There was laughter before the snakes arrived. Not the relaxed kind, but the nervous kind. The kind people use when they are unsure whether to sit closer to the door or pretend they are calm. Chairs shuffled. Someone joked about photographing from outside. No one left. In the Mara, snakes are part of life.
That morning at Angama Mara, the team gathered for a snake awareness and handling session led by the Taylor Ashe Antivenom Foundation, a Watamu-based organisation focused on snakebite education and prevention across Kenya. They brought more than theory. They brought experience shaped by their real encounters. They welcomed the most misunderstood guests, live snakes. The mood shifted.
The first lesson was simple but powerful. Most snakes want nothing to do with us. Identification comes first. Understanding whether they are venomous is crucial. Recognising behaviour before reaction and what not to do. Panic, we learned, is often the real danger.
The trainers spoke calmly, dismantling myths many of us had grown up with. Not every snake is deadly. Not every encounter requires action. Sometimes the safest response is to keep a distance and call trained handlers.
As a photographer, I usually observe quietly from the edges. But this time, I was both observer and participant.
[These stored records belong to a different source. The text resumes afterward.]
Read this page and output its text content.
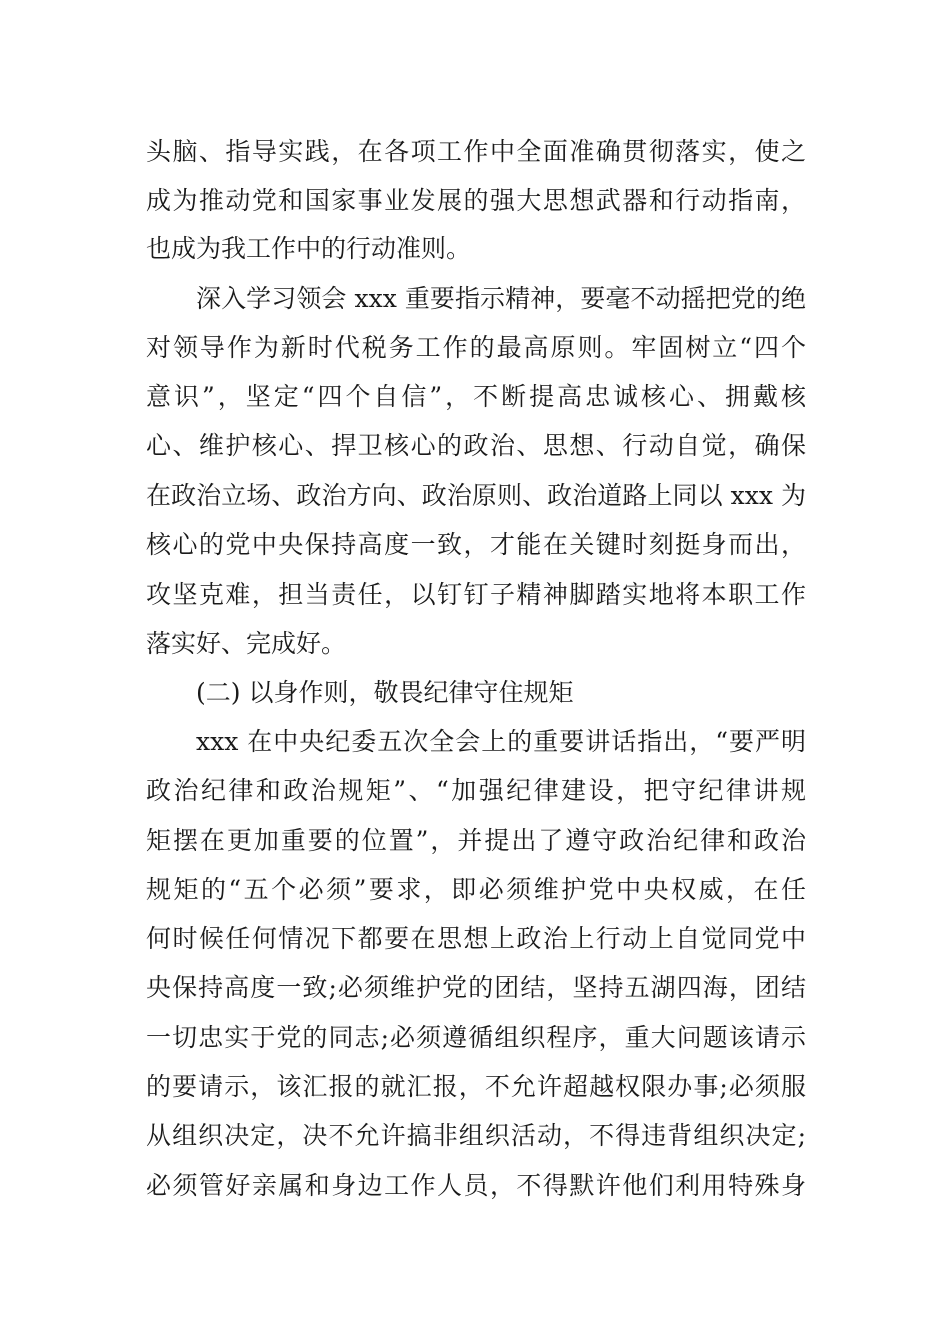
头脑、指导实践，在各项工作中全面准确贯彻落实，使之
成为推动党和国家事业发展的强大思想武器和行动指南，
也成为我工作中的行动准则。
深入学习领会 xxx 重要指示精神，要毫不动摇把党的绝
对领导作为新时代税务工作的最高原则。牢固树立“四个
意识”，坚定“四个自信”，不断提高忠诚核心、拥戴核
心、维护核心、捍卫核心的政治、思想、行动自觉，确保
在政治立场、政治方向、政治原则、政治道路上同以 xxx 为
核心的党中央保持高度一致，才能在关键时刻挺身而出，
攻坚克难，担当责任，以钉钉子精神脚踏实地将本职工作
落实好、完成好。
(二) 以身作则，敬畏纪律守住规矩
xxx 在中央纪委五次全会上的重要讲话指出，“要严明
政治纪律和政治规矩”、“加强纪律建设，把守纪律讲规
矩摆在更加重要的位置”，并提出了遵守政治纪律和政治
规矩的“五个必须”要求，即必须维护党中央权威，在任
何时候任何情况下都要在思想上政治上行动上自觉同党中
央保持高度一致;必须维护党的团结，坚持五湖四海，团结
一切忠实于党的同志;必须遵循组织程序，重大问题该请示
的要请示，该汇报的就汇报，不允许超越权限办事;必须服
从组织决定，决不允许搞非组织活动，不得违背组织决定;
必须管好亲属和身边工作人员，不得默许他们利用特殊身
Then came the practical session. The room quietened. Hooks extended cautiously, and every movement had to be deliberate. Watching colleagues step forward, some hesitant, some surprisingly confident, revealed a different side of the people I work with every day.
One teammate who had earlier sworn they would never go near a snake found themselves gently guiding one across the floor. Another discovered that nervous laughter disappears the moment focus takes over.
There were moments of held breath, followed by relief as each snake moved safely into a container. Respect replaced fear. Understanding replaced assumption. What struck me most was how quickly perception changed. The snake was no longer “the danger in the room,” but simply another creature trying to exist, misunderstood more often than threatening.
Living and working in the Mara means sharing space with wildlife. This training was not for show. It was preparation. Angama invests deeply in ensuring its team feels confident and safe in an environment that remains beautifully wild and unpredictable. By empowering the people who care for guests daily, the lodge extends that safety outward to everyone who visits.
I have always loved snakes. Now, I respect them more. They are not enemies to be feared or killed. They are part of the ecosystem that makes this landscape whole. Sometimes all they need is patience, space, and the right hands to guide them back where they belong.
As we left the room, the laughter returned. Lighter this time. Not because the snakes were gone, but because we understood them.